Essay: Rhetorical Analysis

article: https://www.nytimes.com/2014/11/05/opinion/why-sand-is-disappearing.html

Today, the world’s natural sand beaches are slowly disappearing due to the rising sea levels and increased storm action, along with the continuous harm from human development. There are no substitutes for sand, and sand is necessary for the production of many everyday objects, such as toothpaste and glass. In the article, “Why Sand is Disappearing,” author John R. Gillis claims that conservation efforts must be undertaken to protect beaches and coastal sand. Gillis addresses us, the readers, to stop endangering our natural resource and to take actions to prevent sand from disappearing. Throughout his article, Gillis uses a variety of evidence and persuasive elements to convince readers to save the beaches and the sand. Gillis provides quotes to set the diction and tone of his article, includes statistics and other country’s facts to prove his credibility and have credible information, and also writes in third person to evoke change and raise awareness about what is happening to our natural resource. 

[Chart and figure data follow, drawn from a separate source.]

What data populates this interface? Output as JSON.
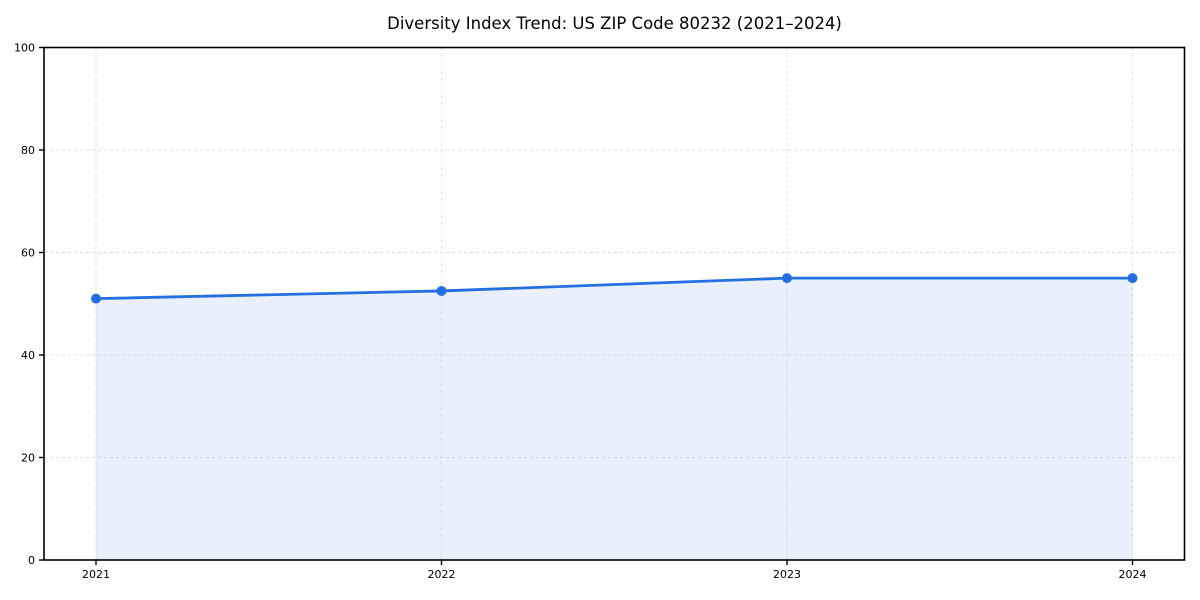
{
  "chart_data": {
    "type": "area",
    "title": "Diversity Index Trend: US ZIP Code 80232 (2021–2024)",
    "categories": [
      "2021",
      "2022",
      "2023",
      "2024"
    ],
    "series": [
      {
        "name": "Diversity Index",
        "values": [
          51,
          52.5,
          55,
          55
        ]
      }
    ],
    "xlabel": "",
    "ylabel": "",
    "ylim": [
      0,
      100
    ],
    "yticks": [
      0,
      20,
      40,
      60,
      80,
      100
    ],
    "grid": {
      "shown": true,
      "style": "dashed",
      "axes": "both"
    },
    "legend": "none",
    "marker": "circle",
    "colors": {
      "line": "#2570e0",
      "marker": "#2570e0",
      "fill": "#2570e0",
      "fill_opacity": 0.1,
      "grid": "#e1e1e1",
      "spine": "#000000",
      "text": "#000000",
      "background": "#ffffff"
    }
  }
}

Gillis begins his article with this relaxing and beautiful quote from naturalist D.W. Bennett. Bennett’s quote provides an imagery that shows what sand used to be. The tone of Bennett’s quote sets the mood to be calm and imaginative. Gillis starts the second paragraph with the quote describing the beach as a place where the “sand stops to rest for a moment before resuming its journey to somewhere else.” The somewhere else allows for readers to almost imagine the many wonders sand can do and where it can go. This also shows the reader that sand is necessary for beaches to form and that the sand’s beauty can be appreciated wherever it stops. However, after this first paragraph, Gillis breaks up the calm tone and includes a sudden violent diction. Gillis talks about the reality of what it is currently happening to beaches. For example, the trash that humans throw out “creates turbidity that kills coral beds and damages spawning grounds, which hurts inshore fisheries.” This death-like diction lets readers see what is really happening compared to what should be happening like Bennett’s quote described. This diction lets the tone for the rest of the article to be dark, but still informative. Gillis uses this diction to also show readers what our trash is doing to the beaches and the sand. The “endless lines of dump trucks” is what is causing this natural resource to disappear. 

Gillis continues his article by placing statistics throughout to emphasize the damage that humans are creating to the beaches.. The number Gillis uses are extreme, which opens up the reader’s eye to the impact that we have on the world. He includes facts, such as how the Virgina Beach “alone has been restored more than 50 times” and how the “East coast barrier islands have used 23 millions loads of sand.” The fact that Virgina Beach has already been restored 50 times is an insane amount and pushes the readers to see that conservation efforts towards beeaches and sand needs to take place. The loads of sand emphasize how much sand we waste. Gillis uses this to try and get a sense of sympathy for readers and try to get them to help out. “75 to 90 percent of the world’s national sand beaches are disappearing” and if we do not take action soon, readers can infer that most beaches will be gone. Providing the statistics allow readers to draw their own conclusions. The facts Gillis provides not only help prove that he did research, but also show readers the excessive amount of effort that needs to be put in. Gillis also includes other places such as India, Sierra Leone, and the Virgina Beach. Gillis names these places to compare and contrast the different beaches. He calls out India and Sierra Leone later in the article to emphasize what they have already done to make conservation efforts. Including the statistics and the examples not only emphasize how much damage we are doing, but to also prove his credibility, or use the rhetorical device, logos. Using these facts in his article allows the reader to trust what he is saying as he is using credible information. The evidence strengthens his argument and grabs the reader’s attention to the reality. 

Finally, Gillis ends the article with third person pronouns. This allows Gillis to interact directly with the readers and include their voice in the passage. Without ending with the third person, readers only take in the facts and feel as if they do not need to be involved. It also allows for his article to seem less biased as he is seemingly asking the reader to participate in what he believes in. Using third person sets a more definite and serious tone based on facts instead of just Gillis’s beliefs. It allows the author to have more of an authorative voice to claim the reader’s thoughts and also prove his credibility. Gillis tells them specifically what needs to happen and ends the paragraph with a positive note that only if they help, then the beaches will slowly start to come back to normal. He also includes one final quote from Rachel Carson that is similar to D.W. Bennett’s. The quote ends the passage in a calmer tone that separates it from the forcefulness instructions previously.

Gillis builds his argument using quotes and contrasting diction, statistics and examples to show real numbers to emphasize the need to act now, along with third person pronouns to get the reader involved. Gillis uses all these elements to convince readers that conservation efforts must be undertaken to protect the beach and the coastal sands.